Composed in fragments and inspired by the journals she has kept since age 12, the book explores the contrasts between the public and private lives of women writers, including Roiphe herself. Her subjects include Simone de Beauvoir, Mary McCarthy, and Sylvia Plath — all, to varying degrees, in thrall to the literary men they loved. “Her long-maintained abjection is almost an achievement,” Roiphe writes of de Beauvoir’s relationship with the philosopher Jean-Paul Sartre. 

The book captures what Roiphe calls “some of the weird ways I’ve behaved over the years.” She describes walking on eggshells during her first marriage, afraid to trigger her husband’s temper. During one car trip, she was unable to quiet their infant, and he demanded that she walk home with the baby in her arms. She complied. But she rejects labeling her ex-husband “emotionally abusive,” preferring to see them as mismatched — and noting that he has since become a friend. 

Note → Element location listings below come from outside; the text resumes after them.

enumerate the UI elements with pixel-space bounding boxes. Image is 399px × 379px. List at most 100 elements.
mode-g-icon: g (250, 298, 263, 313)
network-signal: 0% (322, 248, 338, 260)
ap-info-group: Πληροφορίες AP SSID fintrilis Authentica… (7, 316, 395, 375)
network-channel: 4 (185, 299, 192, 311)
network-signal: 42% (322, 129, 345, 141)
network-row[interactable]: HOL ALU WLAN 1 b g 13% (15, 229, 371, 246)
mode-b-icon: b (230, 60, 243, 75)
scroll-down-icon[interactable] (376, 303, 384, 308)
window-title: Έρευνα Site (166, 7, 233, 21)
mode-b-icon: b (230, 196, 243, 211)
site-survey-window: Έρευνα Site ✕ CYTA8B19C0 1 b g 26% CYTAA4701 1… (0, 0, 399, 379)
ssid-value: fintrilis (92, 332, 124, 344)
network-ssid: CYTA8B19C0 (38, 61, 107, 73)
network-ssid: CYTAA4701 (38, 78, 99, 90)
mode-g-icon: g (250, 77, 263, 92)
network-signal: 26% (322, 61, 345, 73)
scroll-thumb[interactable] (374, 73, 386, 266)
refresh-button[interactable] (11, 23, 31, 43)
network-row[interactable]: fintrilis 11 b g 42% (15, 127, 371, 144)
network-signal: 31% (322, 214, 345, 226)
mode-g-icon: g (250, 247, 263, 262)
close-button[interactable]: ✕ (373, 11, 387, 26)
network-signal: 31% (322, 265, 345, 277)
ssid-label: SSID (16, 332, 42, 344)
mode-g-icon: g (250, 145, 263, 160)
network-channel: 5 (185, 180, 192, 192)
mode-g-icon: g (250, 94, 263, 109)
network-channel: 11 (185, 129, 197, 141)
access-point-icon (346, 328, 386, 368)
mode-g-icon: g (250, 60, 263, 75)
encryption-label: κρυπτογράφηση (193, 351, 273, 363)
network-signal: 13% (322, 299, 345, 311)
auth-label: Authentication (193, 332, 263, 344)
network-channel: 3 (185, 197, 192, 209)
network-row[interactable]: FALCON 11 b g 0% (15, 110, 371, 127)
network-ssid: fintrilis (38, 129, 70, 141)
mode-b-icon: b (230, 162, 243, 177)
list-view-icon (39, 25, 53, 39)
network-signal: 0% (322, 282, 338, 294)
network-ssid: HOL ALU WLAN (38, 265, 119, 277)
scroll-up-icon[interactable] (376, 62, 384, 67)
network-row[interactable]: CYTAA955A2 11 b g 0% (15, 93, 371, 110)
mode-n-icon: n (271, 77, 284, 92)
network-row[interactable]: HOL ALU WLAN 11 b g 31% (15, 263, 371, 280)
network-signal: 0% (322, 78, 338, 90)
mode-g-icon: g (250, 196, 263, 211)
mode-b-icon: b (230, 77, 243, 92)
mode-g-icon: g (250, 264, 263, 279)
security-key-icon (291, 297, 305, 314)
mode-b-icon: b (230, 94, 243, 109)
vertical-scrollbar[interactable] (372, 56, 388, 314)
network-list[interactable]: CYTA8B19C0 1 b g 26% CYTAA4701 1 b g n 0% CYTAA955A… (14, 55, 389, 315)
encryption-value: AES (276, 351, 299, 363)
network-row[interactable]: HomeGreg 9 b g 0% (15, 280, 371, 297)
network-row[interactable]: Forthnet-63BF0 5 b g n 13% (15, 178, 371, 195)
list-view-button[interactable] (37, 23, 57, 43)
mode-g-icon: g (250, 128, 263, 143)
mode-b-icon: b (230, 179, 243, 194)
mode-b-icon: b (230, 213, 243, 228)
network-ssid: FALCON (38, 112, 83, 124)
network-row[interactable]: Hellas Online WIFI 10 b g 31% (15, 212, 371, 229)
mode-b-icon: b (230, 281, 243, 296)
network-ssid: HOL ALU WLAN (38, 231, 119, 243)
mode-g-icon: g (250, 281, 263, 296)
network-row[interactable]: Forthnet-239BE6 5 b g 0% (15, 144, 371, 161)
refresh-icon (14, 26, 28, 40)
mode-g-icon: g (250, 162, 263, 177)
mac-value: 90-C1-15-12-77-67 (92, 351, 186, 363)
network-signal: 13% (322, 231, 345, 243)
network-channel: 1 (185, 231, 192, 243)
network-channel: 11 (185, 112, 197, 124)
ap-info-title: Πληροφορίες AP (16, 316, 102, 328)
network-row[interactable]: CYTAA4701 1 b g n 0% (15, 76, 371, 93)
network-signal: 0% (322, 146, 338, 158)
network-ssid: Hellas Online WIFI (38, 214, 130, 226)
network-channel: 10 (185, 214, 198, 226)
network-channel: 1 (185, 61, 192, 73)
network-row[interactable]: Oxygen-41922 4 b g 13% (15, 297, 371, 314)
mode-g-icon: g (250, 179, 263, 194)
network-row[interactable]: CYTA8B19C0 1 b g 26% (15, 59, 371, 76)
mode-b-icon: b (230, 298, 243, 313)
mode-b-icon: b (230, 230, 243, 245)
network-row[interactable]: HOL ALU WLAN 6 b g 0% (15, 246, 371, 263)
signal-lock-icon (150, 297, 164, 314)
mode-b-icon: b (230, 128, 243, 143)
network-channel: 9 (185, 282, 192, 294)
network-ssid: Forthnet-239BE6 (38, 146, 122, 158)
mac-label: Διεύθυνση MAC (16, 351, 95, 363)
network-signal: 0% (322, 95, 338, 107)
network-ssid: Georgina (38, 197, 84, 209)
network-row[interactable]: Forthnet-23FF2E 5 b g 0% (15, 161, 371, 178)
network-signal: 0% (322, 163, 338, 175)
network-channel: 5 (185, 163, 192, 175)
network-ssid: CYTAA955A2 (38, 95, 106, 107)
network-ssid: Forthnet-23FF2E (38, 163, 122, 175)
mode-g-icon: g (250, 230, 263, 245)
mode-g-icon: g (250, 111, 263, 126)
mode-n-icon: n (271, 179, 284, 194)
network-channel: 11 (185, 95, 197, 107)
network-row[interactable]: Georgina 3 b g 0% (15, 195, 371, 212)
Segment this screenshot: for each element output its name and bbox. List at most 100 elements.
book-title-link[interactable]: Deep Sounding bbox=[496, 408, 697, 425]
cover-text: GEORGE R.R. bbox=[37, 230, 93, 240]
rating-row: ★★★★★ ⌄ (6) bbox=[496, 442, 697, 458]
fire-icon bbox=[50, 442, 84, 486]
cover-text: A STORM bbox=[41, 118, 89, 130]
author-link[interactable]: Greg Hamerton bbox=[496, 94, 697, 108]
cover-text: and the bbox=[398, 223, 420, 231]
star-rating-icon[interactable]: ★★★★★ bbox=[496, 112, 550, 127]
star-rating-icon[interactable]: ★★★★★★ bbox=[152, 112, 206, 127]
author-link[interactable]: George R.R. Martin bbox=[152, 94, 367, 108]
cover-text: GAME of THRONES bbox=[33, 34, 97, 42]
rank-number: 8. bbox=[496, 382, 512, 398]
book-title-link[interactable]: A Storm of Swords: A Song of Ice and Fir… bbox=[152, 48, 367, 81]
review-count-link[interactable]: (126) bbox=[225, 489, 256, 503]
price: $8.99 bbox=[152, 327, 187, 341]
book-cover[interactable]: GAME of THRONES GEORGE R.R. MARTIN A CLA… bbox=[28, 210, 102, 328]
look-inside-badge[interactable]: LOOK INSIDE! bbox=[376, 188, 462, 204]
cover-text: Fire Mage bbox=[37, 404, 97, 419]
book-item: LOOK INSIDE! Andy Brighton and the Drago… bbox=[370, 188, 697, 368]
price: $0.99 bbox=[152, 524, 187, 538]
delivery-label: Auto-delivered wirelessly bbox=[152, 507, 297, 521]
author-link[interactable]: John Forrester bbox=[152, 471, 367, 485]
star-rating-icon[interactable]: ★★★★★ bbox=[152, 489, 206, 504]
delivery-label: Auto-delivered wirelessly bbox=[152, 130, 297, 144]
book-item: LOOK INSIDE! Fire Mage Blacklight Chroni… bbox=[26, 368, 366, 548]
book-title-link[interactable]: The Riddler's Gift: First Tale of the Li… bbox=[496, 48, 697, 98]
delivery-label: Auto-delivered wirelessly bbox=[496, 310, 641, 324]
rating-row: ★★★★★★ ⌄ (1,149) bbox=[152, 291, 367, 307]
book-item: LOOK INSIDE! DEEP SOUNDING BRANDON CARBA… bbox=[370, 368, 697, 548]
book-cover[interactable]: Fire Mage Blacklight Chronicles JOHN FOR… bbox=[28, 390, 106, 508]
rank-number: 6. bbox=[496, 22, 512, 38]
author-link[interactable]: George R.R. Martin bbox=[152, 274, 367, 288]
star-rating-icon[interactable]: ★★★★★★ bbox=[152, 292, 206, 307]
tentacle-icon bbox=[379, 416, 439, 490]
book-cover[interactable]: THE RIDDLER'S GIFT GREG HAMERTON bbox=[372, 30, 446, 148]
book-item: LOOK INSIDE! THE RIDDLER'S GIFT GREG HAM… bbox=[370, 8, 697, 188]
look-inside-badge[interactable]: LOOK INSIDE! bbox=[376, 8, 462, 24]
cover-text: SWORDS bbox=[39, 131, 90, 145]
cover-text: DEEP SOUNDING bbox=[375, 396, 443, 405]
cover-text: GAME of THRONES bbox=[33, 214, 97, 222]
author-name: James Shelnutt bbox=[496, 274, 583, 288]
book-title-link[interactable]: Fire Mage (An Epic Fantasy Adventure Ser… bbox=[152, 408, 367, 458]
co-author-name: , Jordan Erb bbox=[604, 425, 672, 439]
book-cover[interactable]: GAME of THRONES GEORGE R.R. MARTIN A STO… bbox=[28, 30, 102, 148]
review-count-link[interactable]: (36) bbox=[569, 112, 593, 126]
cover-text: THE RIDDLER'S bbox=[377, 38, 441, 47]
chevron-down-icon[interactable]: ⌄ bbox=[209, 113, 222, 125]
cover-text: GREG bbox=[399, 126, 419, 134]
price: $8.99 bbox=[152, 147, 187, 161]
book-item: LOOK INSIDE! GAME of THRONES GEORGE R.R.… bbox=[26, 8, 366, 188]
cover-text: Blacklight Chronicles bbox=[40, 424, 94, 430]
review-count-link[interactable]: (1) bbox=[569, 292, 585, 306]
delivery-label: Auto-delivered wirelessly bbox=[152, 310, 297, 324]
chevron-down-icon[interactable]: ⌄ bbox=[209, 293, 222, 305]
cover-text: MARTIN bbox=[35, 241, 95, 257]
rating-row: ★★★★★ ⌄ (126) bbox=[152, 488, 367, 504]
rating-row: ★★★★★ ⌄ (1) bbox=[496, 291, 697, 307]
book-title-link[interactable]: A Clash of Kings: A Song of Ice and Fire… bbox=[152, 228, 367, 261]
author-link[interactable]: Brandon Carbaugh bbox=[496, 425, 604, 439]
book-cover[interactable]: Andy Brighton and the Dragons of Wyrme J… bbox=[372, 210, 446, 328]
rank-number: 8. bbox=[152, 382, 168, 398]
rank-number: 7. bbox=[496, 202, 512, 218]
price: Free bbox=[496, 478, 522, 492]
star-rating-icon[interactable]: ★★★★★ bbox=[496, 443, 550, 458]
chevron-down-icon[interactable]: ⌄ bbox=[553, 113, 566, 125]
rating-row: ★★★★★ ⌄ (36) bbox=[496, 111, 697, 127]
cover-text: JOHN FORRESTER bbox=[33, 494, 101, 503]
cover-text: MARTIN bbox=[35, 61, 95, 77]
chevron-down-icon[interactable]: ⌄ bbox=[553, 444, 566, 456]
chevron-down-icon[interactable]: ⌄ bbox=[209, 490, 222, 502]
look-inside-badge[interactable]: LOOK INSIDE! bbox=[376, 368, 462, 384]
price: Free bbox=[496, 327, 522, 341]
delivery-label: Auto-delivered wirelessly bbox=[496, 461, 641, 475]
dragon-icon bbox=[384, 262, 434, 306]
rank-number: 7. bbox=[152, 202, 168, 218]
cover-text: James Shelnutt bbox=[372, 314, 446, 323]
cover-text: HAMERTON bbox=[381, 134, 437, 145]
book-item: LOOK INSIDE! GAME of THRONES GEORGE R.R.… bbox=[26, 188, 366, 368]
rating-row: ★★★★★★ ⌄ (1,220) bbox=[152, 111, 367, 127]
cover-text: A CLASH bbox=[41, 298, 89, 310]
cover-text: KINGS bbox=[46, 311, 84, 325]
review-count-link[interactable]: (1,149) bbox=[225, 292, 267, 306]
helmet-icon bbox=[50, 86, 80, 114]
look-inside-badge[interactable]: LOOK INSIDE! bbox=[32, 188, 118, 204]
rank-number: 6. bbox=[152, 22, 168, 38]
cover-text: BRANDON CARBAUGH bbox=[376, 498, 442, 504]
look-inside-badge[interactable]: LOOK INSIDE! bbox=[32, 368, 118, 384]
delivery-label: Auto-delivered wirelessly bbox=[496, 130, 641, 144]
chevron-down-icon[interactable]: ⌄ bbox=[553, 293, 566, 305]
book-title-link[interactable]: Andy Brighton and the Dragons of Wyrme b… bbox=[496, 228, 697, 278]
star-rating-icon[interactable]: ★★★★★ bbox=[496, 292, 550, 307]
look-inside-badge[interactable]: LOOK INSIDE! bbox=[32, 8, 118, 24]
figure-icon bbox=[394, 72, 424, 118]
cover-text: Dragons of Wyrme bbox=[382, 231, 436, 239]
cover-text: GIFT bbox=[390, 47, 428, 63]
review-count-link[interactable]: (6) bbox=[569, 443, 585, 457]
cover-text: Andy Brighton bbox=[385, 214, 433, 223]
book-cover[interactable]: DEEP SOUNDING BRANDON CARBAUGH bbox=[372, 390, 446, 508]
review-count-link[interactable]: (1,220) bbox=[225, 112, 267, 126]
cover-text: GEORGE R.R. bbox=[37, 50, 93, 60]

She describes two other less-than-satisfactory relationships — a prolonged tryst with the father of her second child and a dalliance with a man 20 years her senior, “both gifted at and panicked by intimacy ... responsible to no one, beholden to no one, faithless, family-less … . ” A friend nicknamed him “the Claw,” in tribute to both his hold on Roiphe and his seemingly monstrous behavior. 

Even more troubling is the sexual relationship Roiphe pursued, at 15, with a rabbi in his 30s. “I felt shame for liking the things we did, for wanting them,” she writes. “I felt deep repulsion at what was happening even as I was enjoying it.” 

“I had played down the dark side of that story for a long time,” she says.She still declines to call the experience molestation, saying: “It is possible that this man was abusing his power, but I also had some agency, or got something out of this situation.” But she now realizes: “I also wasn’t as in control as I thought. At the time it was scarier and more upsetting than I have allowed myself to confront.”

The Power Notebooks sets out to show that “you can be both a strong public person, and also sometimes not so strong,” Roiphe says. In fact, she says, it is hard — for her or for anyone — “to be a kind of feminist warrior heroine all the time.” Letting go of that belief can be “liberating,” she says.

While she celebrates the contentment of her second marriage, Roiphe says she sought to avoid too pat a conclusion about women and power. “I believe a lot of these contradictions are huge and innate and inescapable,” she says.